High tibial osteotomy with use of the Taylor Spatial Frame external fixator for osteoarthritis of the knee

Darius G Viskontas 1, Mark D MacLeod 1, David W Sanders 1
PMCID: PMC3207566  PMID: 16948882

Abstract

Background

High tibial osteotomy (HTO) is used to treat medial compartment osteoarthritis of the knee in active patients with varus alignment. In this study we review the clinical and radiographic outcomes associated with the Taylor Spatial Frame (Smith & Nephew), and its use in HTOs, and we include an illustrative case report.

Methods

In 7 patients with medial compartment osteoarthritis of the knee and varus alignment, the Taylor Spatial Frame was applied to the tibia in the operating room and a proximal tibial osteotomy was performed.
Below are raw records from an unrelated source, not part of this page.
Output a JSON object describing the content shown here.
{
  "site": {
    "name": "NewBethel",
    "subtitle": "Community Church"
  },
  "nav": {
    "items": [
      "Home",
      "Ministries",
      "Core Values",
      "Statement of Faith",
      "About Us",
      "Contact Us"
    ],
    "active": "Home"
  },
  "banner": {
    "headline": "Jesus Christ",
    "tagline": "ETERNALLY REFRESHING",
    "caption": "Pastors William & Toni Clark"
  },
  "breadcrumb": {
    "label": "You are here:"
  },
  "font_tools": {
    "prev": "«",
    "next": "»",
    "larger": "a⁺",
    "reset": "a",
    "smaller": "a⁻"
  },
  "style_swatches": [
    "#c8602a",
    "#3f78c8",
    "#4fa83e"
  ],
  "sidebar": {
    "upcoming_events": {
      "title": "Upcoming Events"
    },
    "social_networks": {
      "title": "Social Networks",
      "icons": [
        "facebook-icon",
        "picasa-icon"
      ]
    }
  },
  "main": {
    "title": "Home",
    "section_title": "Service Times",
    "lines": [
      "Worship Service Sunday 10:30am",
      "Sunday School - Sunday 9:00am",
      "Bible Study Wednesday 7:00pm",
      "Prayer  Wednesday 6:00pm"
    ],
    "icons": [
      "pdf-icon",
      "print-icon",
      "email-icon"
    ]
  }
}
Patients followed a computer-generated turning schedule until the desired correction was achieved. The frame was removed when the osteotomy site had healed. The lower extremity measure (LEM) was used to assess physical function. Clinical outcome measures relating to the Taylor Spatial Frame included latency, time to correction, time in the frame, number of residual corrections and complications. Radiographic outcomes included preoperative Resnick grades of osteoarthritis, pre-and post-correction limb alignment and tibial slope measurements.

Results

Average (and standard deviation) LEM grade at a mean 41 (14) months follow-up after correction was 94% (5%). Average latency was 8 days, time to correction was 15 days, time in the frame was 23 weeks and number of residual corrections was 1.3. Complications were similar to those for external fixators. Radiographic correction goals were met in all patients.

Conclusion

The Taylor Spatial Frame is a valuable asset when using HTO to treat medial compartment osteoarthritis of the knee.
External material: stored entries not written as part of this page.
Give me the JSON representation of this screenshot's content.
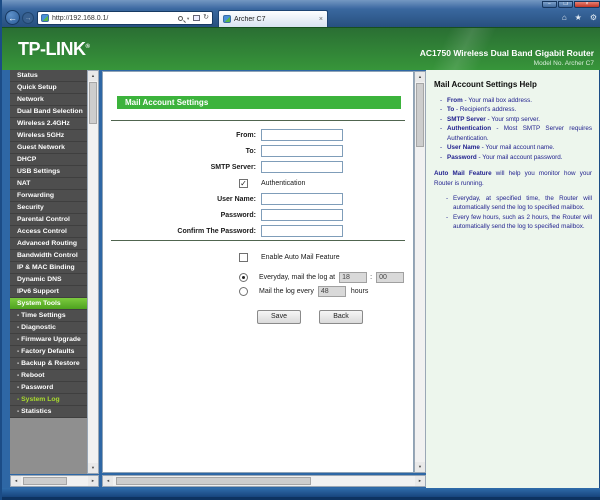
{
  "window": {
    "minimize": "−",
    "restore": "❐",
    "close": "×"
  },
  "browser": {
    "url": "http://192.168.0.1/",
    "tab_title": "Archer C7",
    "icons": {
      "back": "←",
      "forward": "→",
      "dropdown": "▼",
      "refresh": "↻",
      "tab_close": "×",
      "home": "⌂",
      "favorites": "★",
      "tools": "⚙"
    }
  },
  "banner": {
    "logo": "TP-LINK",
    "logo_reg": "®",
    "product": "AC1750 Wireless Dual Band Gigabit Router",
    "model": "Model No. Archer C7"
  },
  "sidebar": {
    "items": [
      {
        "label": "Status"
      },
      {
        "label": "Quick Setup"
      },
      {
        "label": "Network"
      },
      {
        "label": "Dual Band Selection"
      },
      {
        "label": "Wireless 2.4GHz"
      },
      {
        "label": "Wireless 5GHz"
      },
      {
        "label": "Guest Network"
      },
      {
        "label": "DHCP"
      },
      {
        "label": "USB Settings"
      },
      {
        "label": "NAT"
      },
      {
        "label": "Forwarding"
      },
      {
        "label": "Security"
      },
      {
        "label": "Parental Control"
      },
      {
        "label": "Access Control"
      },
      {
        "label": "Advanced Routing"
      },
      {
        "label": "Bandwidth Control"
      },
      {
        "label": "IP & MAC Binding"
      },
      {
        "label": "Dynamic DNS"
      },
      {
        "label": "IPv6 Support"
      },
      {
        "label": "System Tools",
        "state": "active"
      },
      {
        "label": "- Time Settings",
        "sub": true
      },
      {
        "label": "- Diagnostic",
        "sub": true
      },
      {
        "label": "- Firmware Upgrade",
        "sub": true
      },
      {
        "label": "- Factory Defaults",
        "sub": true
      },
      {
        "label": "- Backup & Restore",
        "sub": true
      },
      {
        "label": "- Reboot",
        "sub": true
      },
      {
        "label": "- Password",
        "sub": true
      },
      {
        "label": "- System Log",
        "sub": true,
        "state": "active-sub"
      },
      {
        "label": "- Statistics",
        "sub": true
      }
    ]
  },
  "main": {
    "title": "Mail Account Settings",
    "from_label": "From:",
    "to_label": "To:",
    "smtp_label": "SMTP Server:",
    "auth_label": "Authentication",
    "auth_checked": "✓",
    "username_label": "User Name:",
    "password_label": "Password:",
    "confirm_label": "Confirm The Password:",
    "enable_auto_mail_label": "Enable Auto Mail Feature",
    "radio_everyday_text": "Everyday, mail the log at",
    "hour_value": "18",
    "colon": ":",
    "minute_value": "00",
    "radio_every_text": "Mail the log every",
    "hours_value": "48",
    "hours_suffix": "hours",
    "save_label": "Save",
    "back_label": "Back"
  },
  "help": {
    "title": "Mail Account Settings Help",
    "bullets": [
      {
        "term": "From",
        "desc": " - Your mail box address."
      },
      {
        "term": "To",
        "desc": " - Recipient's address."
      },
      {
        "term": "SMTP Server",
        "desc": " - Your smtp server."
      },
      {
        "term": "Authentication",
        "desc": " - Most SMTP Server requires Authentication."
      },
      {
        "term": "User Name",
        "desc": " - Your mail account name."
      },
      {
        "term": "Password",
        "desc": " - Your mail account password."
      }
    ],
    "paragraph_term": "Auto Mail Feature",
    "paragraph_rest": " will help you monitor how your Router is running.",
    "bullets2": [
      "Everyday, at specified time, the Router will automatically send the log to specified mailbox.",
      "Every few hours, such as 2 hours, the Router will automatically send the log to specified mailbox."
    ]
  },
  "scroll_icons": {
    "up": "▲",
    "down": "▼",
    "left": "◄",
    "right": "►"
  },
  "colors": {
    "banner_green_top": "#2a6f33",
    "banner_green_bottom": "#37953a",
    "section_title_green": "#3cb33c",
    "sidebar_bg": "#4e4e4e",
    "sidebar_active_green": "#5fb52c",
    "sidebar_active_sub_text": "#a8da2e",
    "help_bg": "#edf6ed",
    "help_text_navy": "#23238f",
    "chrome_blue": "#2e67a5",
    "disabled_input_bg": "#d9d9d9"
  }
}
Ring external fixators can be used to treat degenerative arthritis of the knee. If the changes are isolated to the medial compartment, high tibial osteotomy (HTO) can provide symptom relief, mechanical realignment and is associated with a survivorship of approximately 80% at 5 years and 60% at 10 years.1–10 Dynamic external fixators are also used to perform HTOs and success in terms of function and survivorship are similar to open reduction and internal fixation.11–18

The Taylor Spatial Frame (Fig. 1) (Smith & Nephew) is a new, dynamic ring external fixator. Its hexapod design enables simultaneous angular and translational correction of proximal tibial varus deformities. This is an advantage over the use of traditional Ilizarov fixators (Smith & Nephew) that often require staged correction. Also, the computer software simplifies preoperative planning and correction of post-application deformity. Recently, it has been shown to be effective in treating post-traumatic malunion and nonunion of the tibia19 and developmental tibial vara in children.20

graphic file with name 5FF1.jpg

FIG. 1. The Taylor Spatial Frame applied to the left tibia after a high tibial osteotomy. A distal reinforcement ring has been added to the construct for enhanced stability.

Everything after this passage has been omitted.